/ 26 July 2002

Peace finds a home in trauma unit

There are many ironies in the Israeli-Palestinian conflict; most are tragic, but some are hopeful.

Among the latter is the story of Shayna Gould, a 19-year-old Jewish student who was shot in January by a Palestinian from the Al-Aqsa Martyrs Brigades, then resuscitated and treated by Palestinian doctors working at a Jerusalem hospital.

Gould grew up in the United States. As has become customary in many observant Jewish families, she left to study at a religious seminary in Jerusalem after graduating from high school and prior to enrolling in university back home.

She was halfway through her second year when the attack occurred. Standing on a crowded street, waiting for a bus, Gould was speaking on a cellphone to a friend in London when 24-year-old Palestinian gunman Saeed Ibrihim Ramadan emerged and opened fire in all directions.

A bullet hit her in the chest and Gould collapsed immediately. Two other women died that day and dozens of other people were wounded.

When she arrived by ambulance at Shaare Zedek Medical Centre, Gould was clinically dead. The attending cardiothoracic surgeon, Dr Maher Deeb, a Palestinian Arab with Israeli citizenship, had to reach into Gould’s chest and massage her heart as blood was re-routed into it from an artery in her leg.

Her pulse returned, but Deeb and his colleagues realised they would have to remove her damaged left lung if Gould was to survive. They operated for four hours before placing her on a respirator, not knowing how much damage Gould’s brain had suffered from the loss of oxygen.

Gould was transferred to the care of Dr Salah Odatallah, director of post-operative intensive care at the hospital — and also a Palestinian Arab, raised in Ramallah and now an Israeli citizen. Like Jewish doctors who have treated Palestinian casualties, Odatallah invoked the Hippocratic oath: ”As a physician,” he explained later, ”I have to treat everybody.”

Over several weeks Odatallah nursed Gould back to a more stable condition and accompanied her when she returned to Chicago to complete her recovery. The two became quite close and at a recent press conference, they stood together, laughing and smiling. ”We are a big family now,” he said. ”I have three kids and now I can tell you there are four.”

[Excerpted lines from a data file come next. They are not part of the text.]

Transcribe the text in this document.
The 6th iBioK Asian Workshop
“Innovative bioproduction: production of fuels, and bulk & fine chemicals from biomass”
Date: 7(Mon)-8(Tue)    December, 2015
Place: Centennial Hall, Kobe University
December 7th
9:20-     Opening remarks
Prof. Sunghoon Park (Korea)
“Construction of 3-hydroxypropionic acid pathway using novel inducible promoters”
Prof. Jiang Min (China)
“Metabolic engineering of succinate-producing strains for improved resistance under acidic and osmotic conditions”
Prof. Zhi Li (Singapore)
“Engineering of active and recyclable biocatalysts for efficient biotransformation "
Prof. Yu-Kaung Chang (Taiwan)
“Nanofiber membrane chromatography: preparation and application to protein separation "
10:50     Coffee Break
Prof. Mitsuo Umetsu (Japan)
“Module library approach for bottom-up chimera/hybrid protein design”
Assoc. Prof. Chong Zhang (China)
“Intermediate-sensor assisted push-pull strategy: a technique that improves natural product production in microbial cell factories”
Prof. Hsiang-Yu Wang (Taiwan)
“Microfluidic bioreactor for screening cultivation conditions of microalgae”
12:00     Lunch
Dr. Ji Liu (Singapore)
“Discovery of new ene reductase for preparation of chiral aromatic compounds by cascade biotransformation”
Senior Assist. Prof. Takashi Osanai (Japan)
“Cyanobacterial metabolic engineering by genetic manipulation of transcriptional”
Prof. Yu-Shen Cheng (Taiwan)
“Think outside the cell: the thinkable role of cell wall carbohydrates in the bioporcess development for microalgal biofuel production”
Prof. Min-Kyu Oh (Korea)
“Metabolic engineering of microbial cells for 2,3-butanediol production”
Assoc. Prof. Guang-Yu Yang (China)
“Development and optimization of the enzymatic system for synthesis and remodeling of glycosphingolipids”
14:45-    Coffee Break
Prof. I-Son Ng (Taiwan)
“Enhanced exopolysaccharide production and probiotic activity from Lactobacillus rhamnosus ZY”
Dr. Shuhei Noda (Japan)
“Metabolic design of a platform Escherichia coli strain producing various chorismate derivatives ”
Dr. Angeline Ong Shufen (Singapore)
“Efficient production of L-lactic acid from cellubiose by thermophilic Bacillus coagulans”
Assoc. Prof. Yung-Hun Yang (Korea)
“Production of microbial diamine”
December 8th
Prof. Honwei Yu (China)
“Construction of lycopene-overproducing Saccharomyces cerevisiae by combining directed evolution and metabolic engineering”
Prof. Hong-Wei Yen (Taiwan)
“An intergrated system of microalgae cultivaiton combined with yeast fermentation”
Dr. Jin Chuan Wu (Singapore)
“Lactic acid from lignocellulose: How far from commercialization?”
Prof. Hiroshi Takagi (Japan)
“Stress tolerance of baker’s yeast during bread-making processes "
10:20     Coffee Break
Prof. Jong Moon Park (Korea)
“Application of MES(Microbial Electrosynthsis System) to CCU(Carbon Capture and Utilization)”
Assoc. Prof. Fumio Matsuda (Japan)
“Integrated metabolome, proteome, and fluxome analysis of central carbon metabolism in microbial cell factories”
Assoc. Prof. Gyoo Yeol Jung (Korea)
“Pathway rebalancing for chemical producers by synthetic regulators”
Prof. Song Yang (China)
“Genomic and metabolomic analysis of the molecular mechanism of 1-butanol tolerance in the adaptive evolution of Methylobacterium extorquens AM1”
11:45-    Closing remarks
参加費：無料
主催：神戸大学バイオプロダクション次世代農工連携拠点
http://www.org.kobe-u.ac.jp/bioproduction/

Gould is almost back to full health, though she still struggles with fatigue, pain and short-term memory loss. But she is effusive in her gratitude towards her Palestinian doctors, with whom she is still in regular contact.

She has often been asked how she feels about her attacker, who was killed by Israeli police on the scene. ”I don’t really feel angry,” she says. ”It was just sad. We all have a family. We all have loved ones. And so did he. I’m really sorry that he was brought up in a way that he was taught to hate.”

Although she is set to begin her university studies in Chicago in a few weeks, Gould is still strongly attached to Israel and yearns to go back. But she tries to avoid politics. ”I want peace,” she says. ”I don’t believe in what the militants are doing.”

Her doctors share her sentiments. ”We can live together in a peaceful condition,” says Odatallah. ”We can have a very beautiful life in that country, Arabs and Jews.”